FILE PHOTO: A robotic arm changes the tyre of a Tesla car at the world's biggest industrial fair, "Hannover Fair", in Hanover, Germany April 24, 2017. REUTERS/Fabian Bimmer/File Photo

HAMBURG (Reuters) - Luxury electric car maker Tesla Inc <TSLA.O> and labour leaders at its German engineering unit have agreed a new pay structure that will raise workers' salaries by about 30 percent from current levels, the division's works council said.

"We will now get to a competitive wage level," a spokesman for the works council said on Wednesday after a staff gathering at Tesla Grohmann Automation GmbH, based in western Germany.

"The workforce was informed today that we will introduce a pay structure" at Grohmann, which has about 650 workers, he said, without elaborating.
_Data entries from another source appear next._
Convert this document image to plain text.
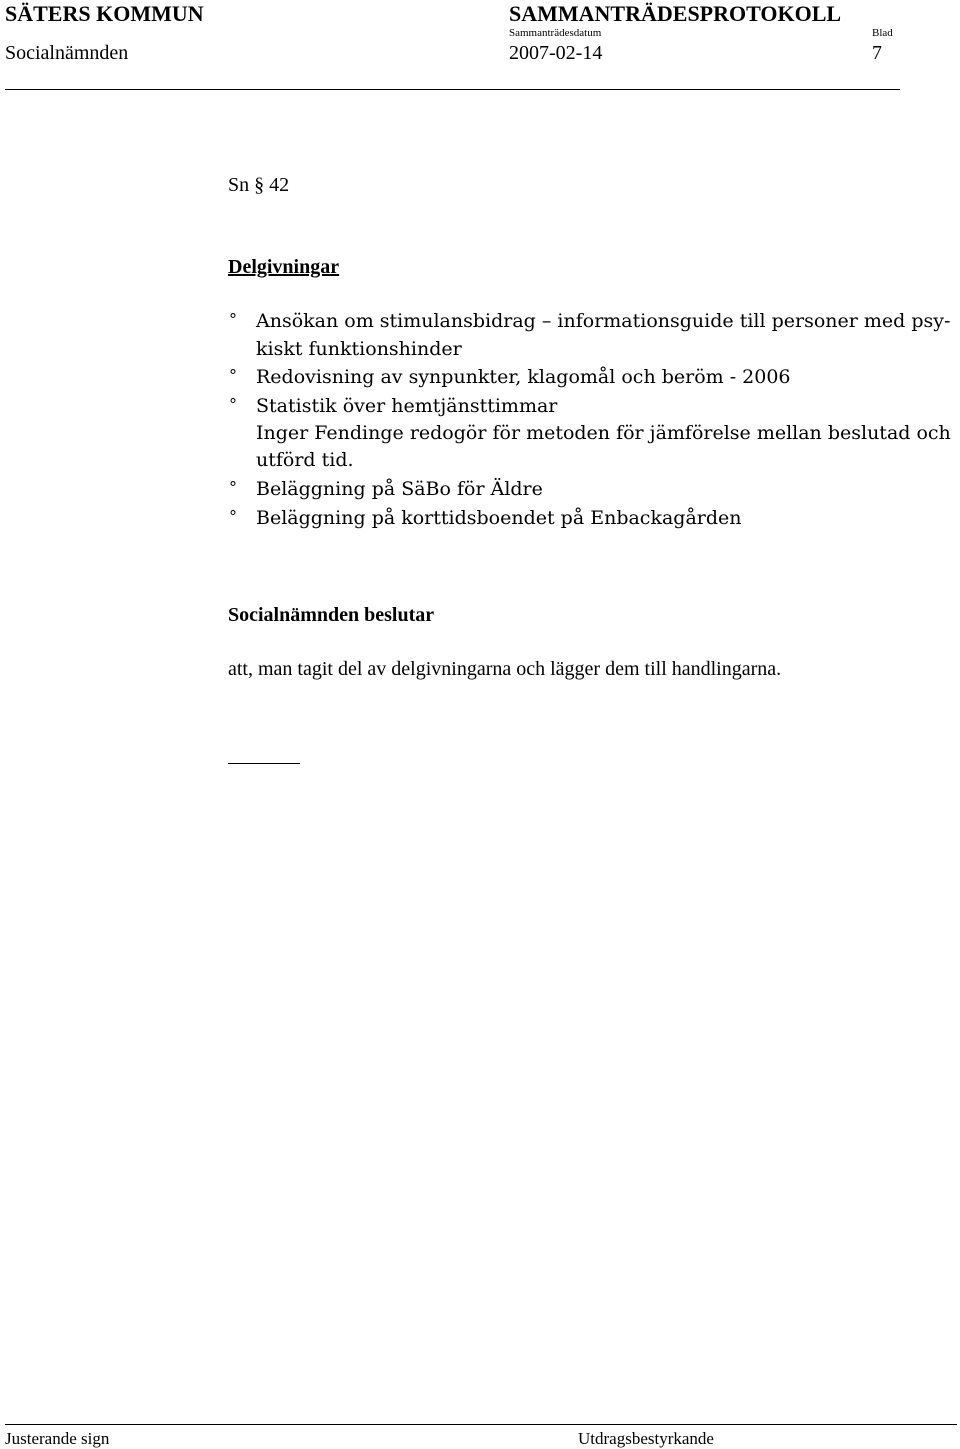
SÄTERS KOMMUN	SAMMANTRÄDESPROTOKOLL
Sammanträdesdatum	Blad
Socialnämnden	2007-02-14	7
Sn § 42
Delgivningar
° Ansökan om stimulansbidrag – informationsguide till personer med psy-
kiskt funktionshinder
° Redovisning av synpunkter, klagomål och beröm - 2006
° Statistik över hemtjänsttimmar
Inger Fendinge redogör för metoden för jämförelse mellan beslutad och
utförd tid.
° Beläggning på SäBo för Äldre
° Beläggning på korttidsboendet på Enbackagården
Socialnämnden beslutar
att, man tagit del av delgivningarna och lägger dem till handlingarna.
Justerande sign	Utdragsbestyrkande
In an emailed statement, Tesla said the new remuneration structure, retroactively effective from Oct. 1, guarantees staff "a fair and competitive salary" and will include a pay raise for apprenticeships, but it did not confirm the 30 percent figure.

In April, Tesla pledged a 5-year job guarantee for all Grohmann employees up to at least 2022. Workers also received a 10,000-euro (£8,940) grant each of Tesla stock and an additional bonus of 1,000 euros with their April pay and a monthly salary increase of 150 euros, it said.

Tesla faces higher wage costs in Germany as it wrestles with what Chief Executive Elon Musk has described as "production hell" in launching its new Model 3 sedan, which Tesla hopes will make it a mass-market producer.

The company warned earlier this month that production bottlenecks had left the company behind with its planned ramp-up for the Model 3.

German daily newspaper Die Welt reported the wage pact earlier on Wednesday.

Before being bought by Tesla last year, Grohmann, based in the town of Pruem near the Luxembourg border, helped clients build highly automated and efficient factories, including battery assembly lines for electric cars.

The U.S. carmaker is counting on Grohmann's automation and engineering expertise to help it ramp up production to 500,000 cars per year by 2018 through the design of ultra-efficient factories.